Scalloped cabbage casserole is a main dish vegetable meal that can also be used as a side dish. Since cabbage is often the most inexpensive vegetable and is available in grocery stores all year long, this recipe can become one of your family's staples. Even people who think they don't like cabbage will like this because of the cheesy sauce that bakes through the whole dish making it really special. While the addition of the bacon keeps this dish from being truly vegetarian, you can eliminate it and substitute oil or butter for the bacon fat to make it appropriate for vegetarians.
Things You'll Need
- 1 large head of green cabbage
- 8 ounces bacon
- 1 large onion
- 1 small bell pepper
- 1/4 cup white flour
- 1 cup milk
- 2 cups shredded cheddar cheese
- 2 tablespoons garlic salt
- 1 teaspoon black pepper
- 2 cups seasoned bread crumbs
- paper towel
- 9 x 13 inch casserole dish
- large pot filled with water
- dash of salt
Fry up the bacon until it is crisp but not burnt. Drain it on a plate covered with a paper towel to remove any excess fat. Chop the bacon into bits. Place the chopped bacon into the casserole dish. Reserve two tablespoons of bacon fat for later. Preheat the oven to 300 degrees. Grease the 9 x 13 inch pan.

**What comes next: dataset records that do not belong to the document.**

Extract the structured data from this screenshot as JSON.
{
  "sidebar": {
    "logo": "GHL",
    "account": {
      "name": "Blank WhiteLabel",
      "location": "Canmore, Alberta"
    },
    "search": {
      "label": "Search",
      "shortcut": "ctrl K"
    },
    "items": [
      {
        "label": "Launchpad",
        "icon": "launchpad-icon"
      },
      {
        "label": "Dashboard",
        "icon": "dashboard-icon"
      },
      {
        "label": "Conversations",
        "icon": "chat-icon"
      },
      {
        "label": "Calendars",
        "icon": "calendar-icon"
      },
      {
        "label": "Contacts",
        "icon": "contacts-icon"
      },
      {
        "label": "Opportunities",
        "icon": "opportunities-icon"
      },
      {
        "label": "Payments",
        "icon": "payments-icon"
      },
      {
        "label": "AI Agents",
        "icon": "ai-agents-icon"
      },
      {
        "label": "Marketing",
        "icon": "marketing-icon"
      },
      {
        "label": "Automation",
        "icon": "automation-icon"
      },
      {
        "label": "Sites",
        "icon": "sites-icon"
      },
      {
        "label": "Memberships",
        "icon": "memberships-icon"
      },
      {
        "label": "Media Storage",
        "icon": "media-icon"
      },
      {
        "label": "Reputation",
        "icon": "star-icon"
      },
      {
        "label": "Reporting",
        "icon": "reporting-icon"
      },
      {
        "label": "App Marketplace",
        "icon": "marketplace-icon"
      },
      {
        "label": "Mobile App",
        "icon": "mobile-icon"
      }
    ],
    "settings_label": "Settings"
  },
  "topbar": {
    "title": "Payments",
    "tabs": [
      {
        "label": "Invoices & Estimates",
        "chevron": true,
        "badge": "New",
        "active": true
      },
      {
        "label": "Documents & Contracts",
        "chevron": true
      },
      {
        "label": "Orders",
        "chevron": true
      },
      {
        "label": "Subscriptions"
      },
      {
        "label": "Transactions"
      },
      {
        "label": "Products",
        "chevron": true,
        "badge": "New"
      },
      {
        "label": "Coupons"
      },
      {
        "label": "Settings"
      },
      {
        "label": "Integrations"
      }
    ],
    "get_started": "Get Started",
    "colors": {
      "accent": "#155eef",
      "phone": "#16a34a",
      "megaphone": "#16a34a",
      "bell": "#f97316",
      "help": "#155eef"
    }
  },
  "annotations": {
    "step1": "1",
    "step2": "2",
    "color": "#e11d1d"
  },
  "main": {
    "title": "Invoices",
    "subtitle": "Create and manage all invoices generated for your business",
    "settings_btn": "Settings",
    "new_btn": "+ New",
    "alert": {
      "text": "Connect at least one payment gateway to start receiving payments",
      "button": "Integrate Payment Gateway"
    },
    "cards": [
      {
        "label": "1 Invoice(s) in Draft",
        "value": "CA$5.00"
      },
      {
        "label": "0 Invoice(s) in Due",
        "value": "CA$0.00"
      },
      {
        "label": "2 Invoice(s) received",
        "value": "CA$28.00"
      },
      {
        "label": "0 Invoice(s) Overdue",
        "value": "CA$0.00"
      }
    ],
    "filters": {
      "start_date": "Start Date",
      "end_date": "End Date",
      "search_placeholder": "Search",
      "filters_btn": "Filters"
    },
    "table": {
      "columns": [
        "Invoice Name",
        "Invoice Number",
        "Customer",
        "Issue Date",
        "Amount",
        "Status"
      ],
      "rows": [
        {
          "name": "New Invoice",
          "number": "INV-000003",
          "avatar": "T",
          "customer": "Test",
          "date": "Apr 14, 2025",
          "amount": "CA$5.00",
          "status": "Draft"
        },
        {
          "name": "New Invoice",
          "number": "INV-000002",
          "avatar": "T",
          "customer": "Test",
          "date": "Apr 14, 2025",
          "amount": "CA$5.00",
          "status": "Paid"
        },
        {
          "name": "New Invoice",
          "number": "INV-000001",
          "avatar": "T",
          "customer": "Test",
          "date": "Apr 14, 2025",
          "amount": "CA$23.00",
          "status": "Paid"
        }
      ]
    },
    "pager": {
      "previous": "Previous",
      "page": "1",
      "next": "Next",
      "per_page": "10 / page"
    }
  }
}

Bring the large pot with about 1 quart of water to a boil. Toss in a dash of salt. While the water is heating, cut the head of cabbage into 4 quarters. Remove the core from each section. Then cut the remaining cabbage into 1 inch pieces. When the water comes to a rolling boil, place the cabbage in. Leave it for about 4-6 minutes until the cabbage is still somewhat crisp to bite. Drain the cabbage. Place it into the 9 x 13 inch casserole dish.
Peel and chop the onion. Seed and chop the green bell pepper. Saute both the onions and the green pepper in the left over bacon fat in a skillet. Then dump 1/4 cup of flour into the hot fat. Stir. Add two cups of milk. Stir constantly while the milk is heating. This will thicken to form a white sauce so make sure that you keep stirring. As soon as the sauce begins to thicken, add two cups of shredded cheddar cheese and the garlic salt and black pepper. Continue stirring until the cheese is fully melted and completely incorporated into the white sauce. Remove the sauce from the heat.
Pour the sauce over the cooked cabbage in the 9 x 13 inch casserole dish. Mix thoroughly. Cover with two cups of seasoned bread crumbs. Place in the oven until you are ready to serve for up to 45 minutes.
Tips & Warnings
- Substitute olive oil and leave out the bacon to make this a truly vegetarian recipe.
- Substitute sliced raw potatoes for the cabbage to make scalloped potatoes.